L&T Department of Ocular Pathology, Vision Research Foundation, Sankara Nethralaya, 41 College Road, Chennai 600006, India.

出版信息

Mol Cell Neurosci. 2014 Mar;59:10-23. doi: 10.1016/j.mcn.2014.01.001. Epub 2014 Jan 11.

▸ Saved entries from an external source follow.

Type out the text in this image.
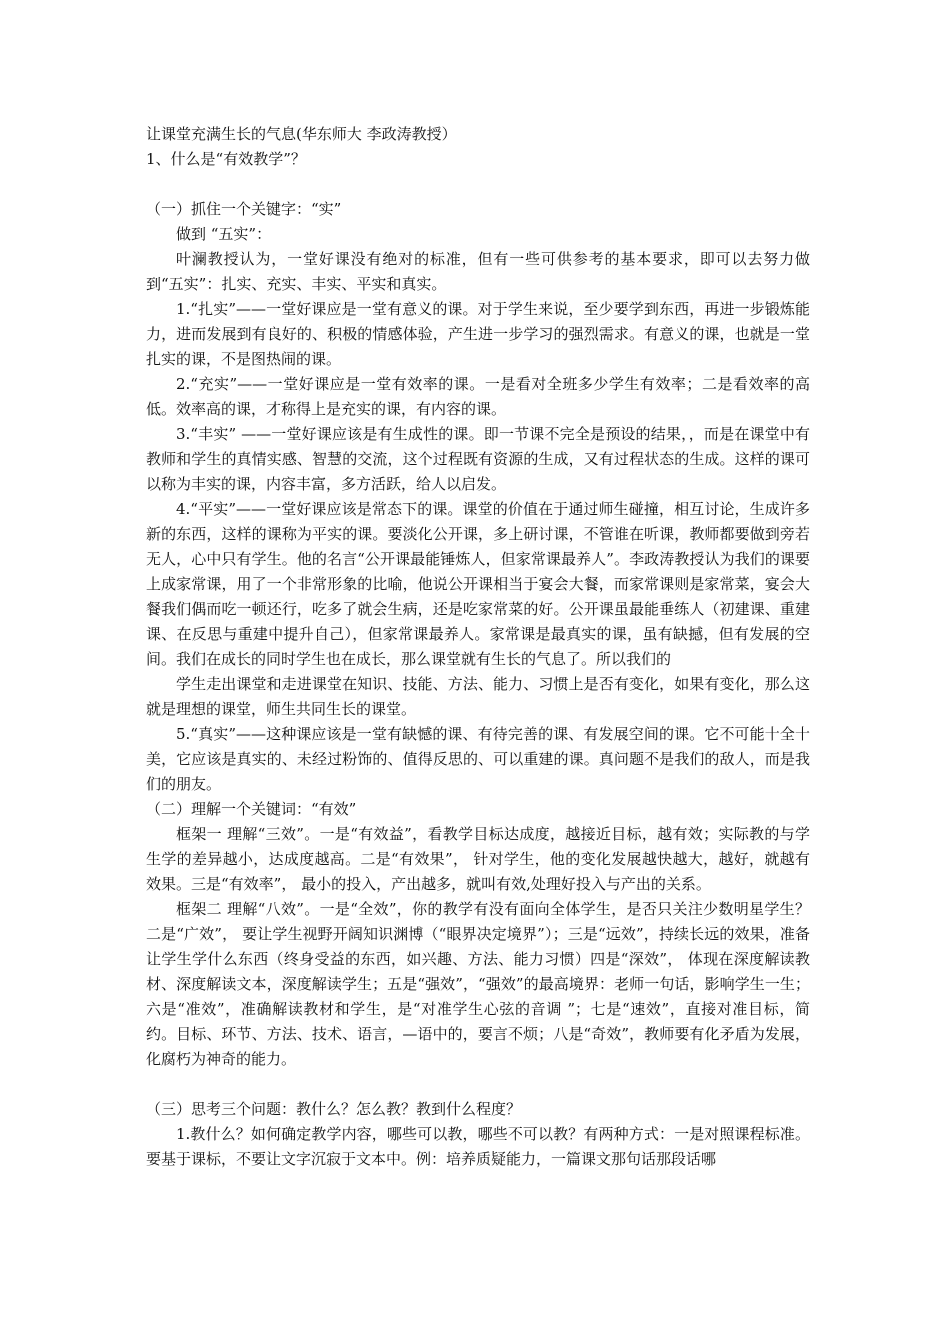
让课堂充满生长的气息(华东师大 李政涛教授）

1、什么是“有效教学”？

（一）抓住一个关键字：“实”

做到 “五实”：

叶澜教授认为，一堂好课没有绝对的标准，但有一些可供参考的基本要求，即可以去努力做到“五实”：扎实、充实、丰实、平实和真实。

1.“扎实”——一堂好课应是一堂有意义的课。对于学生来说，至少要学到东西，再进一步锻炼能力，进而发展到有良好的、积极的情感体验，产生进一步学习的强烈需求。有意义的课，也就是一堂扎实的课，不是图热闹的课。

2.“充实”——一堂好课应是一堂有效率的课。一是看对全班多少学生有效率；二是看效率的高低。效率高的课，才称得上是充实的课，有内容的课。

3.“丰实” ——一堂好课应该是有生成性的课。即一节课不完全是预设的结果，，而是在课堂中有教师和学生的真情实感、智慧的交流，这个过程既有资源的生成，又有过程状态的生成。这样的课可以称为丰实的课，内容丰富，多方活跃，给人以启发。

4.“平实”——一堂好课应该是常态下的课。课堂的价值在于通过师生碰撞，相互讨论，生成许多新的东西，这样的课称为平实的课。要淡化公开课，多上研讨课，不管谁在听课，教师都要做到旁若无人，心中只有学生。他的名言“公开课最能锤炼人，但家常课最养人”。李政涛教授认为我们的课要上成家常课，用了一个非常形象的比喻，他说公开课相当于宴会大餐，而家常课则是家常菜，宴会大餐我们偶而吃一顿还行，吃多了就会生病，还是吃家常菜的好。公开课虽最能垂练人（初建课、重建课、在反思与重建中提升自己），但家常课最养人。家常课是最真实的课，虽有缺撼，但有发展的空间。我们在成长的同时学生也在成长，那么课堂就有生长的气息了。所以我们的

学生走出课堂和走进课堂在知识、技能、方法、能力、习惯上是否有变化，如果有变化，那么这就是理想的课堂，师生共同生长的课堂。

5.“真实”——这种课应该是一堂有缺憾的课、有待完善的课、有发展空间的课。它不可能十全十美，它应该是真实的、未经过粉饰的、值得反思的、可以重建的课。真问题不是我们的敌人，而是我们的朋友。

（二）理解一个关键词：“有效”

框架一 理解“三效”。一是“有效益”，看教学目标达成度，越接近目标，越有效；实际教的与学生学的差异越小，达成度越高。二是“有效果”， 针对学生，他的变化发展越快越大，越好，就越有效果。三是“有效率”， 最小的投入，产出越多，就叫有效,处理好投入与产出的关系。

框架二 理解“八效”。一是“全效”，你的教学有没有面向全体学生，是否只关注少数明星学生？二是“广效”， 要让学生视野开阔知识渊博（“眼界决定境界”）；三是“远效”，持续长远的效果，准备让学生学什么东西（终身受益的东西，如兴趣、方法、能力习惯）四是“深效”， 体现在深度解读教材、深度解读文本，深度解读学生；五是“强效”，“强效”的最高境界：老师一句话，影响学生一生；六是“准效”，准确解读教材和学生，是“对准学生心弦的音调 ”；七是“速效”，直接对准目标，简约。目标、环节、方法、技术、语言，—语中的，要言不烦；八是“奇效”，教师要有化矛盾为发展，化腐朽为神奇的能力。

（三）思考三个问题：教什么？怎么教？教到什么程度？

1.教什么？如何确定教学内容，哪些可以教，哪些不可以教？有两种方式：一是对照课程标准。要基于课标，不要让文字沉寂于文本中。例：培养质疑能力，一篇课文那句话那段话哪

DOI:10.1016/j.mcn.2014.01.001
PMID:24418364
Abstract

In the retina, increased inflammatory response can cause visual impairment during HIV infection in spite of successful anti-retroviral therapy (HAART). The HIV-1 Tat protein is implicated in neurodegeneration by eliciting a cytokine response in cells of the CNS, including glia. The current study investigated whether innate immune response in human retinal Muller glia could be immune-modulated to combat inflammation. Endocannabinoids, N-arachidonoylethanolamide and 2-arachidonoylglycerol are used to alleviate Tat-induced cytotoxicity and rescue retinal cells. The neuroprotective mechanism involved suppression in production of pro-inflammatory and increase of anti-inflammatory cytokines, mainly through the MAPK pathway. The MAPK regulation was primarily by MKP-1. Both endocannabinoids regulated cytokine production by affecting at the transcriptional level the NF-κB complex, including IRAK1BP1 and TAB2. Stability of cytokine mRNA is likely to have been influenced through tristetraprolin. These findings have direct relevance in conditions like immune-recovery uveitis where anti-retroviral therapy has helped immune reconstitution. In such conditions drugs to combat overwhelming inflammatory response would need to supplement HAART. Endocannabinoids and their agonists may be thought of as neurotherapeutic during certain conditions of HIV-1 induced inflammation.

摘要

在视网膜中,尽管抗逆转录病毒疗法(HAART)取得了成功,但炎症反应的增加仍可能导致 HIV 感染期间的视力障碍。HIV-1 Tat 蛋白通过在中枢神经系统的细胞(包括神经胶质细胞)中引发细胞因子反应而与神经退行性变有关。本研究调查了人视网膜 Muller 胶质细胞中的固有免疫反应是否可以通过免疫调节来对抗炎症。内源性大麻素,N-花生四烯酰乙醇胺和 2-花生四烯酰甘油用于减轻 Tat 诱导的细胞毒性并挽救视网膜细胞。神经保护机制涉及抑制促炎细胞因子的产生和抗炎细胞因子的增加,主要通过 MAPK 途径。MAPK 调节主要通过 MKP-1 进行。两种内源性大麻素都通过影响 NF-κB 复合物(包括 IRAK1BP1 和 TAB2)的转录水平来调节细胞因子的产生。细胞因子 mRNA 的稳定性可能通过 tristetraprolin 受到影响。这些发现与免疫重建性葡萄膜炎等情况直接相关,在这种情况下,抗逆转录病毒疗法有助于免疫重建。在这种情况下,需要用对抗过度炎症反应的药物来补充 HAART。内源性大麻素及其激动剂在 HIV-1 诱导的炎症的某些情况下可能被视为神经治疗药物。